Updated: Dec 30, 2019


The meaning of the proposition that an infant is incompetent to contract or that his contract is void is that the law will not enforce any contractual obligation of an infant.


The decision in Mohoribibi case is confined to cases where a minor is charged with obligations and the other contracting party seeks to enforce those obligations against him. Accordingly, a minor is allowed to enforce a contract, which is of some benefit to him and under which he is required to bear no obligation. A minor will have the option of retiring from a beneficial contract on attaining majority.


The following are the instances of contracts beneficial to a minor:

  1. If a minor has advanced mortgage money and there is a mortgage in his favour, he can sue for enforcement of the contract.

  2. Similarly, a minor can sue on a Promissory Note executed in his favour.

  3. A contract for the marriage of a minor is also prima facie for his or her benefit. While the contract of marriage could be enforced against the other contracting party at the instance of the minor, it cannot be enforced against the minor.A minor can also be supplied with “necessaries suited to his condition in life” (e.g. food, lodging, education) and the supplier of such necessaries is entitled to be reimbursed from the property of the minor.

  4. A lease to a minor is void.

  5. Trade contracts are not included in beneficial contracts. Thus when a minor, while carrying on business, enters into a trade contract such contract, will not be binding on him.

  6. A minor is bound by the contract of apprenticeship under the Indian Apprenticeship Act, 1850. Under English law, infant is bound by the contract of apprenticeship as well as contract of service because such contracts are beneficial to him and help him in earning his livelihood. Unlike English law, contracts of service entered into by a minor are void in India.



In Raj Rani v Prem Adib (AIR 1949 Bom 215), the father of Raj Rani, who was a minor, entered into a contract on her behalf with Prem Adib, a film producer. According to the contract, Raj Rani was to act as a film actress on payment of a certain amount. Raj Rani was not given any work. She sued the producer for the breach of contract.

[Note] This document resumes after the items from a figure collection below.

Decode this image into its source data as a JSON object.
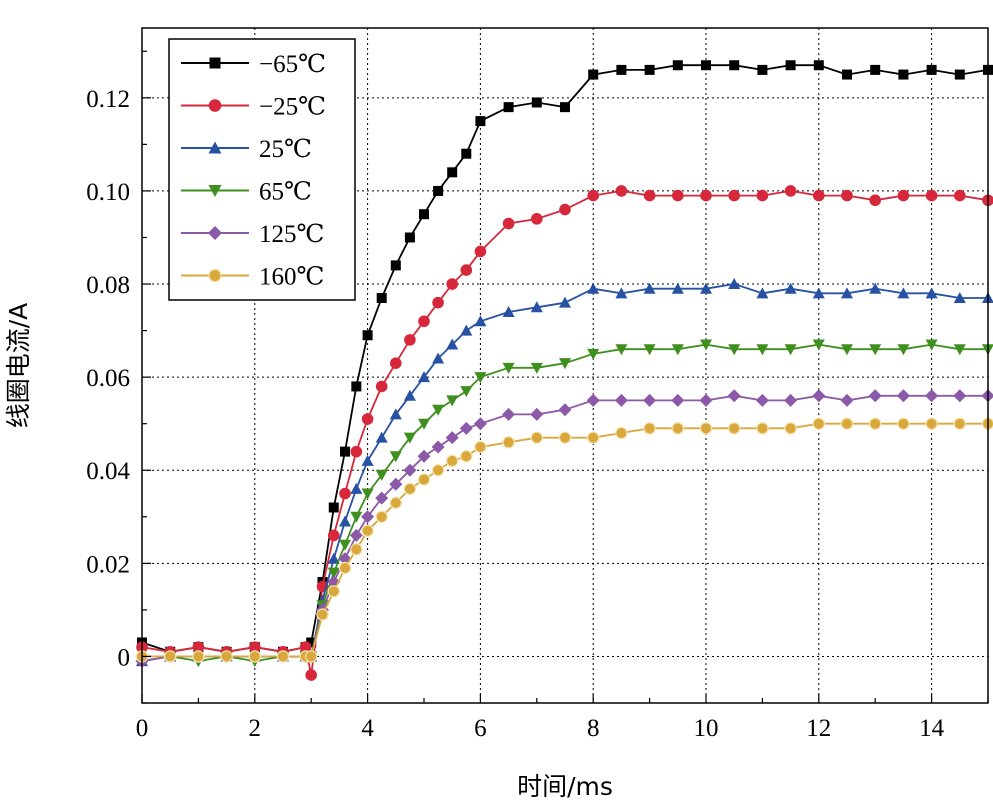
{
  "chart_data": {
    "type": "line",
    "title": "",
    "xlabel": "时间/ms",
    "ylabel": "线圈电流/A",
    "xlim": [
      0,
      15
    ],
    "ylim": [
      -0.01,
      0.135
    ],
    "grid": true,
    "legend_position": "top-left",
    "x_ticks": [
      {
        "value": 0,
        "label": "0"
      },
      {
        "value": 2,
        "label": "2"
      },
      {
        "value": 4,
        "label": "4"
      },
      {
        "value": 6,
        "label": "6"
      },
      {
        "value": 8,
        "label": "8"
      },
      {
        "value": 10,
        "label": "10"
      },
      {
        "value": 12,
        "label": "12"
      },
      {
        "value": 14,
        "label": "14"
      }
    ],
    "y_ticks": [
      {
        "value": 0,
        "label": "0"
      },
      {
        "value": 0.02,
        "label": "0.02"
      },
      {
        "value": 0.04,
        "label": "0.04"
      },
      {
        "value": 0.06,
        "label": "0.06"
      },
      {
        "value": 0.08,
        "label": "0.08"
      },
      {
        "value": 0.1,
        "label": "0.10"
      },
      {
        "value": 0.12,
        "label": "0.12"
      }
    ],
    "x": [
      0,
      0.5,
      1,
      1.5,
      2,
      2.5,
      2.9,
      3.0,
      3.2,
      3.4,
      3.6,
      3.8,
      4.0,
      4.25,
      4.5,
      4.75,
      5.0,
      5.25,
      5.5,
      5.75,
      6.0,
      6.5,
      7.0,
      7.5,
      8.0,
      8.5,
      9.0,
      9.5,
      10.0,
      10.5,
      11.0,
      11.5,
      12.0,
      12.5,
      13.0,
      13.5,
      14.0,
      14.5,
      15.0
    ],
    "series": [
      {
        "name": "−65℃",
        "color": "#000000",
        "marker": "square",
        "values": [
          0.003,
          0.001,
          0.002,
          0.001,
          0.002,
          0.001,
          0.002,
          0.003,
          0.016,
          0.032,
          0.044,
          0.058,
          0.069,
          0.077,
          0.084,
          0.09,
          0.095,
          0.1,
          0.104,
          0.108,
          0.115,
          0.118,
          0.119,
          0.118,
          0.125,
          0.126,
          0.126,
          0.127,
          0.127,
          0.127,
          0.126,
          0.127,
          0.127,
          0.125,
          0.126,
          0.125,
          0.126,
          0.125,
          0.126
        ]
      },
      {
        "name": "−25℃",
        "color": "#d6283a",
        "marker": "circle",
        "values": [
          0.002,
          0.001,
          0.002,
          0.001,
          0.002,
          0.001,
          0.002,
          -0.004,
          0.015,
          0.026,
          0.035,
          0.044,
          0.051,
          0.058,
          0.063,
          0.068,
          0.072,
          0.076,
          0.08,
          0.083,
          0.087,
          0.093,
          0.094,
          0.096,
          0.099,
          0.1,
          0.099,
          0.099,
          0.099,
          0.099,
          0.099,
          0.1,
          0.099,
          0.099,
          0.098,
          0.099,
          0.099,
          0.099,
          0.098
        ]
      },
      {
        "name": "25℃",
        "color": "#2751a3",
        "marker": "triangle-up",
        "values": [
          -0.001,
          0.0,
          0.0,
          0.0,
          0.0,
          0.0,
          0.0,
          0.0,
          0.012,
          0.021,
          0.029,
          0.036,
          0.042,
          0.047,
          0.052,
          0.056,
          0.06,
          0.064,
          0.067,
          0.07,
          0.072,
          0.074,
          0.075,
          0.076,
          0.079,
          0.078,
          0.079,
          0.079,
          0.079,
          0.08,
          0.078,
          0.079,
          0.078,
          0.078,
          0.079,
          0.078,
          0.078,
          0.077,
          0.077
        ]
      },
      {
        "name": "65℃",
        "color": "#3f8f1f",
        "marker": "triangle-down",
        "values": [
          -0.001,
          0.0,
          -0.001,
          0.0,
          -0.001,
          0.0,
          0.0,
          0.0,
          0.011,
          0.018,
          0.024,
          0.03,
          0.035,
          0.039,
          0.043,
          0.047,
          0.05,
          0.053,
          0.055,
          0.057,
          0.06,
          0.062,
          0.062,
          0.063,
          0.065,
          0.066,
          0.066,
          0.066,
          0.067,
          0.066,
          0.066,
          0.066,
          0.067,
          0.066,
          0.066,
          0.066,
          0.067,
          0.066,
          0.066
        ]
      },
      {
        "name": "125℃",
        "color": "#8c58a8",
        "marker": "diamond",
        "values": [
          -0.001,
          0.0,
          0.0,
          0.0,
          0.0,
          0.0,
          0.0,
          0.0,
          0.01,
          0.016,
          0.021,
          0.026,
          0.03,
          0.034,
          0.037,
          0.04,
          0.043,
          0.045,
          0.047,
          0.049,
          0.05,
          0.052,
          0.052,
          0.053,
          0.055,
          0.055,
          0.055,
          0.055,
          0.055,
          0.056,
          0.055,
          0.055,
          0.056,
          0.055,
          0.056,
          0.056,
          0.056,
          0.056,
          0.056
        ]
      },
      {
        "name": "160℃",
        "color": "#d9a83c",
        "marker": "circle-open",
        "values": [
          0.0,
          0.0,
          0.0,
          0.0,
          0.0,
          0.0,
          0.0,
          0.0,
          0.009,
          0.014,
          0.019,
          0.023,
          0.027,
          0.03,
          0.033,
          0.036,
          0.038,
          0.04,
          0.042,
          0.043,
          0.045,
          0.046,
          0.047,
          0.047,
          0.047,
          0.048,
          0.049,
          0.049,
          0.049,
          0.049,
          0.049,
          0.049,
          0.05,
          0.05,
          0.05,
          0.05,
          0.05,
          0.05,
          0.05
        ]
      }
    ]
  }
}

The Bombay High Court held that neither she nor her father could have sued on the promise. If it was a contract with the plaintiff, she being a minor, it was a nullity. If it was a contract with her father it was void for being without consideration.


A minor cannot be a partner in a partnership firm, but under Sec. 30 of the Indian Partnership Act, he can be admitted to the ‘benefits of partnership’. The minor shall not share losses except when liability to third parties has arisen but then too upto his share in the partnership assets; he cannot be made personally liable. Where a minor and an adult jointly enter into an agreement with another person, the minor has no liability but the contract as a whole can be enforced against the adult [Jamna Bai v Vasanta Rao (1916) 39 Mad 409 (PC)].


A minor can be an agent, but the liability will be of the principal. A minor cannot be adjudicated an insolvent, for, he is incapable of contracting debts. It may be noted that the parents of a minor are not liable for agreements made by a minor, whether the agreement is for the purchase of necessaries or not. The parents can be held liable only when the minor is contracting as an agent for the parents.